Petits récits pour de grands espoirs

Histoire du petit homme au whisky sans petites pépées

Hep, Monsieur, une cigarette ! chante une femme en bas résille. Certains soirs, si ça ne va pas, le petit homme sort au « Blue lagon ». Là, il y a de la musique et du whisky. Et des petites pépées mais le petit homme sait que la boisson est difficilement compatible avec les petites pépées alors il reste concentré sur son whisky. Au « Blue Lagon », après quelques verres, on nage vite en pleine allégresse. Voilà pourquoi le petit homme ne se rend pas trop souvent au « Blue Lagon » . Pas envie de se noyer dans le bonheur, le petit homme boit si cela vaut le coup, s’il a plu alors qu’il a oublié son parapluie, s’il a recommencé trois fois la même chose en tournant sept fois la langue dans sa bouche, si la télévision a perdu ses couleurs, si l’ampoule du salon est grillée, si ça n’est pas bientôt les vacances, bref quand cela va droit au pire. Le petit homme redresse vite fait la barre par absorption massive d’alcool.

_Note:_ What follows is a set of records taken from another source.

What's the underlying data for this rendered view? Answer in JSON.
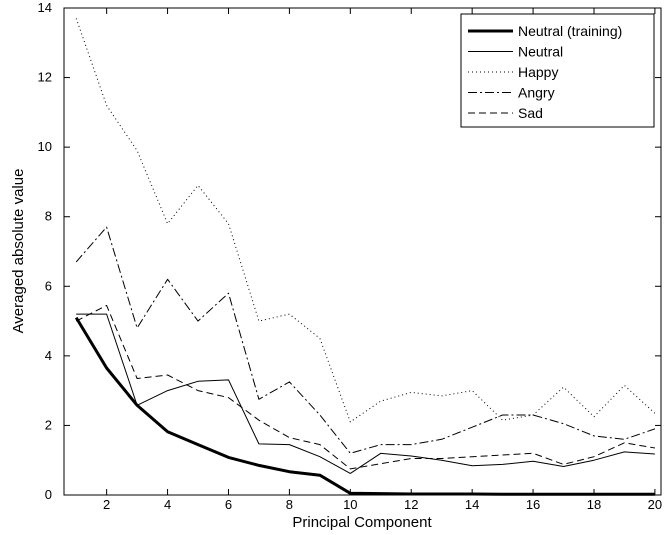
{
  "chart_data": {
    "type": "line",
    "title": "",
    "xlabel": "Principal Component",
    "ylabel": "Averaged absolute value",
    "xlim": [
      0.6,
      20.2
    ],
    "ylim": [
      0,
      14
    ],
    "xticks": [
      2,
      4,
      6,
      8,
      10,
      12,
      14,
      16,
      18,
      20
    ],
    "yticks": [
      0,
      2,
      4,
      6,
      8,
      10,
      12,
      14
    ],
    "grid": false,
    "legend_position": "top-right",
    "x": [
      1,
      2,
      3,
      4,
      5,
      6,
      7,
      8,
      9,
      10,
      11,
      12,
      13,
      14,
      15,
      16,
      17,
      18,
      19,
      20
    ],
    "series": [
      {
        "name": "Neutral (training)",
        "style": "solid-thick",
        "color": "#000000",
        "values": [
          5.1,
          3.65,
          2.58,
          1.82,
          1.45,
          1.08,
          0.85,
          0.67,
          0.57,
          0.05,
          0.04,
          0.03,
          0.03,
          0.03,
          0.02,
          0.02,
          0.02,
          0.02,
          0.02,
          0.02
        ]
      },
      {
        "name": "Neutral",
        "style": "solid",
        "color": "#000000",
        "values": [
          5.2,
          5.2,
          2.58,
          3.0,
          3.27,
          3.31,
          1.47,
          1.45,
          1.1,
          0.62,
          1.2,
          1.12,
          1.0,
          0.84,
          0.88,
          0.97,
          0.82,
          1.0,
          1.24,
          1.18
        ]
      },
      {
        "name": "Happy",
        "style": "dotted",
        "color": "#000000",
        "values": [
          13.7,
          11.2,
          9.9,
          7.8,
          8.9,
          7.8,
          5.0,
          5.2,
          4.5,
          2.1,
          2.7,
          2.95,
          2.85,
          3.0,
          2.15,
          2.3,
          3.1,
          2.25,
          3.15,
          2.35
        ]
      },
      {
        "name": "Angry",
        "style": "dash-dot",
        "color": "#000000",
        "values": [
          6.7,
          7.7,
          4.8,
          6.2,
          5.0,
          5.8,
          2.75,
          3.25,
          2.3,
          1.2,
          1.45,
          1.45,
          1.6,
          1.95,
          2.3,
          2.3,
          2.05,
          1.7,
          1.6,
          1.9
        ]
      },
      {
        "name": "Sad",
        "style": "dashed",
        "color": "#000000",
        "values": [
          5.0,
          5.45,
          3.35,
          3.45,
          3.0,
          2.8,
          2.15,
          1.65,
          1.45,
          0.75,
          0.9,
          1.05,
          1.05,
          1.1,
          1.15,
          1.2,
          0.88,
          1.1,
          1.5,
          1.35
        ]
      }
    ]
  }
}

Le petit homme, accoudé au bar, commande un whisky. Sans glace. Il boit sans
tristesse. Le petit homme n’est pas encore ivre car ce n’est pas son dernier verre. Il peut encore regarder les choses en face. S’il boit trop, beaucoup trop, la femme du petit homme se fâchera, il passera un mauvais quart d’heure, arrivera fatigué, la bouche pâteuse, le lendemain au travail, se fera engueuler par son chef et il devra passer la soirée au Blue Lagon, à boire pour se remettre. Cette perspective rend le petit homme tout triste. Il ne veut pas vouer ses soirées à l’ivrognerie. Pour oublier le danger, il reprend un verre. C’est le dernier, le petit homme aspire à la sobriété. Après, il rentre à la maison.